CONCERT – Il n’y avait pas eu de grand concert de sa musique à Paris depuis une mémorable soirée en 2007 au Grand Rex dirigée par le Maestro en personne : Radio France vient de corriger ce manque avec un concert qui fera date, donné à l’Auditorium de la Maison de la Radio le 3 février. Stéphane Lerouge avait concocté pour l’occasion un programme idéal permettant de naviguer entre la carrière cinématographique de Schifrin et ses musiques de concert. 

Le concert est à retrouver en intégralité sur Arte Concert

Qui est vraiment Lalo Schifrin ?

Il est de ces compositeurs dont la musique se résume trop souvent à un immense succès, sorte d’arbre cachant une forêt remplie de trésors. C’est le cas de Lalo Schifrin dont tout le monde connait le fameux thème de la série « Mission : Impossible », mais dont on a parfois tendance à oublier l’incroyable richesse d’un répertoire mêlant jazz, musiques latino-américaine et symphonique. Né à Buenos Aires en 1932, formé d’abord au piano par Ernesto Barenboïm (le père de Daniel), grand amateur de jazz (adolescent, dans l’Argentine de Perón, il achetait sous le manteau les albums de Thelonious Monk et Charlie Parker) puis formé à Paris dans les classes d’Olivier Messiaen et Charles Koechlin, Lalo Schifrin saura digérer toutes ces influences pour les synthétiser en une œuvre unique, un modèle de mélanges des genres.
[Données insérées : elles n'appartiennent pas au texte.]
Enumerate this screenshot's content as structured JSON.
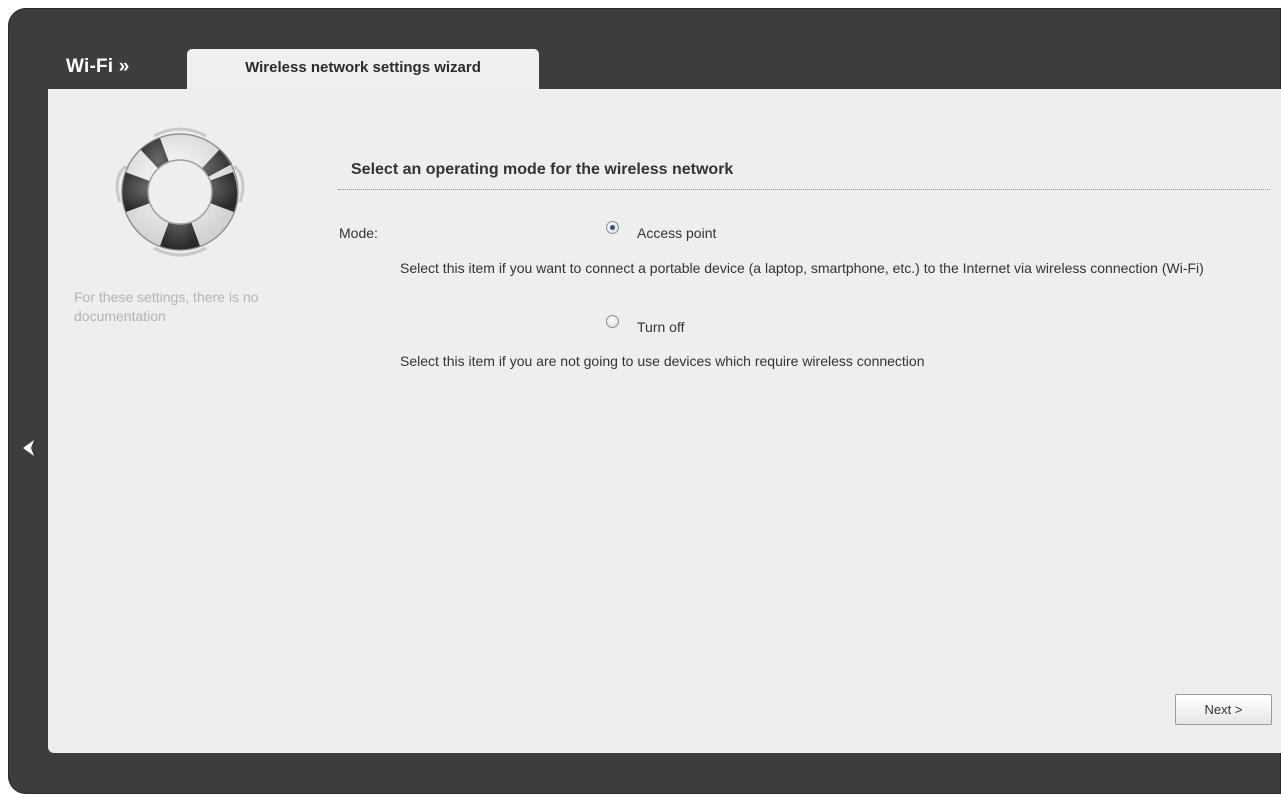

Ami et arrangeur de Dizzy Gillespie, il sera très vite repéré à Hollywood. Il va signer ainsi des bandes originales aussi mémorables que celles de Bullit, Mannix, l’Inspecteur Harry, Luke la main froide et tant d’autres… Le langage plus jazz, funk de Schifrin correspondra à l’arrivée d’une nouvelle ère de compositeurs de musique de films à Hollywood (parmi lesquels Quincy Jones, Henry Mancini…) qui vont enterrer, malgré eux, les grands compositeurs « symphonistes » de l’âge d’or. Mais Lalo Schifrin n’oubliera jamais sa formation classique, particulièrement dans ses arrangements réalisés pour le concert. 

Lalo Schifrin
Les copains d’abord

Côté interprètes, Radio France a eu l’excellente idée d’inviter des compagnons de longue date de Lalo Schifrin : Jean-Michel Bernard d’abord, un de ses proches amis, formidable pianiste et également compositeur de musiques de film, qui signa d’ailleurs il y a quelques années un sublime album avec Schifrin (ce dernier lui a même écrit une sonate dont on attend avec impatience la création), l’excellent bassiste Pierre Boussaguet, grand habitué de ce répertoire et le batteur François Laizeau. Ils sont accompagnés par Sylvain Gontard (trompette), Denis Leloup (trombone) , Mathilde Calderini (flûte solo du Philharmonique de Radio France) et le bandonéoniste Juanjo Mosalini. Cette équipe de choc est complétée magnifiquement par un orchestre philharmonique de Radio France des grands soirs dirigé par un Victor Jacob totalement à l’aise dans ce répertoire contrasté.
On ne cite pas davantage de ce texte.